Proof. First we invert $x$ and set $X' = x^{-1}X \in A[x^{-1}][X, Y]$. The element $yX' - Y \in A[x^{-1}][X, Y] = A[x^{-1}][X', Y]$ generates the kernel of the map $$A[x^{-1}][X', Y] \longrightarrow A[x^{-1}][t],$$ $$X' \mapsto t,$$ $$Y \mapsto yt.$$ Since $(yX' - xY) = (yX - Y)$ in the ring $A[x^{-1}][X, Y]$, it suffices to show that $x$ is a nonzero divisor modulo $yX - xY$ in $A[X, Y]$.
In the second part of the proof he proves that $x$ is a nonzero divisor using Koszuls homology.
Could someone provide the skeleton of the proof ?

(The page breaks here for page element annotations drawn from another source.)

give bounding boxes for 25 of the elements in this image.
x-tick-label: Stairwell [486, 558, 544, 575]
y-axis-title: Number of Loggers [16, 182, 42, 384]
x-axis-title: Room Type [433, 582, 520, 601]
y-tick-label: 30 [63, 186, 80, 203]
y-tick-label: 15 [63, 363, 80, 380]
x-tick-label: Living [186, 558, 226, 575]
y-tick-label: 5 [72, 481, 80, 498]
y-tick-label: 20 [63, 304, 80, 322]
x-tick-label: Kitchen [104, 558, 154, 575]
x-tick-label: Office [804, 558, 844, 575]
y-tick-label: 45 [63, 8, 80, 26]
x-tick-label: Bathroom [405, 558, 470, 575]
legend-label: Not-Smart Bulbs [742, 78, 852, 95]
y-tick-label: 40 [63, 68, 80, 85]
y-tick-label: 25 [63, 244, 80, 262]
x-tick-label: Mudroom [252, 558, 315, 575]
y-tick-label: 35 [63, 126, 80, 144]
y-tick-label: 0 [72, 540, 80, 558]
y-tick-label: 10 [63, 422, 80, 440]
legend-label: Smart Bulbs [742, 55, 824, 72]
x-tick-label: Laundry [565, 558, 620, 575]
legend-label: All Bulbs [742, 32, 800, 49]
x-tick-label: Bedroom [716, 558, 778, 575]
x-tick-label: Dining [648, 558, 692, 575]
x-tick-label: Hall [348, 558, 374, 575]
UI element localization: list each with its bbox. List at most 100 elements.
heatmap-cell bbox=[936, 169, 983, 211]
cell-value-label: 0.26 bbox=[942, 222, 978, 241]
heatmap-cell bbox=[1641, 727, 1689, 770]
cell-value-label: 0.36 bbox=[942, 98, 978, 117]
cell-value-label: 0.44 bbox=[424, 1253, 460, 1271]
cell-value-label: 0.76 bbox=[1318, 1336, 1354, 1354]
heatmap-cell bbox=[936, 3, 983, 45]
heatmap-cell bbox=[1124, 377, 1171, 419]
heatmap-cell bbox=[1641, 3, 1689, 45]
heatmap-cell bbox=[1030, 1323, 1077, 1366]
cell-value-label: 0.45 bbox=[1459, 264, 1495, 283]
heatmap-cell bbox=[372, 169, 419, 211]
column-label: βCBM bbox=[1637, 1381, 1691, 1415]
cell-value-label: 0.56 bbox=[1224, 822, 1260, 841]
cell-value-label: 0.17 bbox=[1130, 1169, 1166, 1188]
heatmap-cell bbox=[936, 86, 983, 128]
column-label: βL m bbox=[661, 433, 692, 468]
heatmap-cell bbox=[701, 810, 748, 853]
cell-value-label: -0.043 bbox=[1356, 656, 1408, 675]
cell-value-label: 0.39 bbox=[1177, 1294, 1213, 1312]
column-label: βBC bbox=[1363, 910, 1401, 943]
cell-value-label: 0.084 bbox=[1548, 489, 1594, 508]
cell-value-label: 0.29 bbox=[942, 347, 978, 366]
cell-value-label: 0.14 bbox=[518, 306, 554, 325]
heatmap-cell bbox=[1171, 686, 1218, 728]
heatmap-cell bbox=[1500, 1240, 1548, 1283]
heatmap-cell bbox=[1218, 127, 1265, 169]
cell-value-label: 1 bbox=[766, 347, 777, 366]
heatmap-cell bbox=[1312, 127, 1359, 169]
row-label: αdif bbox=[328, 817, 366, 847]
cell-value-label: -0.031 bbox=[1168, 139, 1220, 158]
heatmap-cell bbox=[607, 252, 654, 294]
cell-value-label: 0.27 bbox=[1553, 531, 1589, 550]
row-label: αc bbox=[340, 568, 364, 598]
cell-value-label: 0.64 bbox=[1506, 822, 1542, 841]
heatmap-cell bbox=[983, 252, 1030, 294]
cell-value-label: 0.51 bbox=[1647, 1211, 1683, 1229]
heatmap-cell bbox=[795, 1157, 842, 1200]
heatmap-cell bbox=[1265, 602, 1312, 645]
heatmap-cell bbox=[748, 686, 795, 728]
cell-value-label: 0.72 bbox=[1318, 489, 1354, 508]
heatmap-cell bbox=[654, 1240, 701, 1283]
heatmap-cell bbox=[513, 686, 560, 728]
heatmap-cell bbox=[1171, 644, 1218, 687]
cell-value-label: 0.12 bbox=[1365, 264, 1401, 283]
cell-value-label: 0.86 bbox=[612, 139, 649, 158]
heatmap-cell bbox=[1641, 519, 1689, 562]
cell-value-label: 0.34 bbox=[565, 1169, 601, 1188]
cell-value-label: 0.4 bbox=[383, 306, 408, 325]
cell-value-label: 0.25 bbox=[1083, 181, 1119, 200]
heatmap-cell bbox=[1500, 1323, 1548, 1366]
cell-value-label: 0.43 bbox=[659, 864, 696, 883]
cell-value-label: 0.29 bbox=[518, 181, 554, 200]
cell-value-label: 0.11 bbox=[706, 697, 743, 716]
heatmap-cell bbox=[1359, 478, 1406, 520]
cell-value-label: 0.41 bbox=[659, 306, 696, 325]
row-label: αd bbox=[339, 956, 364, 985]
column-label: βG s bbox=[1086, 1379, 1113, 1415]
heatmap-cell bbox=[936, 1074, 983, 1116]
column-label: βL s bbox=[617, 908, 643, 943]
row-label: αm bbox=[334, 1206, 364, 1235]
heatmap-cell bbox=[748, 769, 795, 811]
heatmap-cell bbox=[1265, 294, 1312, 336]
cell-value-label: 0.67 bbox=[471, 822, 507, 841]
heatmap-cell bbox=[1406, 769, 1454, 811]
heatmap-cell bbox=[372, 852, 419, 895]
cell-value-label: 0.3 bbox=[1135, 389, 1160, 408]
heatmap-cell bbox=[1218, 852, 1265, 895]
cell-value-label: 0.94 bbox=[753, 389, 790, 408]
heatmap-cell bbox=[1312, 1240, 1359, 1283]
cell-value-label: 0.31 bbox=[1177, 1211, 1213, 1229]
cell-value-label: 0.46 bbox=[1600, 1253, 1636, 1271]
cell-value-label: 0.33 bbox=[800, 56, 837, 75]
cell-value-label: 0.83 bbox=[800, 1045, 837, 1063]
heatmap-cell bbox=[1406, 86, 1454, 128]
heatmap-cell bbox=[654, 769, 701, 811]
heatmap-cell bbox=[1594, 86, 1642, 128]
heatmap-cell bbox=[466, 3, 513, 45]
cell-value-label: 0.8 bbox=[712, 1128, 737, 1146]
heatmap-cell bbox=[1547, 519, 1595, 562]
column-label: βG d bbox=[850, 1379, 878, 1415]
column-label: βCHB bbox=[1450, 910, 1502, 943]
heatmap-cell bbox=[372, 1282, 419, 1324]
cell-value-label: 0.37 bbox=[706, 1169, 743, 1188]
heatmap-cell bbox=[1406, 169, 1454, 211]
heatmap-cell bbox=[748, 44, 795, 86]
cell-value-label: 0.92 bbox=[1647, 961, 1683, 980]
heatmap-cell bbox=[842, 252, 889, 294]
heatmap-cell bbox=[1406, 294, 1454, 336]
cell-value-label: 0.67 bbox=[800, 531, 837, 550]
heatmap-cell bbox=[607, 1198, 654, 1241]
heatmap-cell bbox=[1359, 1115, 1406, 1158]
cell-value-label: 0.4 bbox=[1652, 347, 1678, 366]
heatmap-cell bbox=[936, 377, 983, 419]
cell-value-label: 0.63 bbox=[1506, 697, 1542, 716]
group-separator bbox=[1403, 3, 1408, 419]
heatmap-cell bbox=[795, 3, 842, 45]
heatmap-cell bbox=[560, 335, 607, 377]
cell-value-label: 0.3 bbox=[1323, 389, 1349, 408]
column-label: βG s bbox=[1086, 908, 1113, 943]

Why we invert $x$ in the beginning and why it suffices to show that $x$ is a nonzero divisor modulo $yX - xY$ in $A[X, Y]$ ?
$\bullet$ It seems we invert $x$ is to work with localizations. So we get an isomorphism on the level of the local rings which then somehow gives us the desired isomorphism.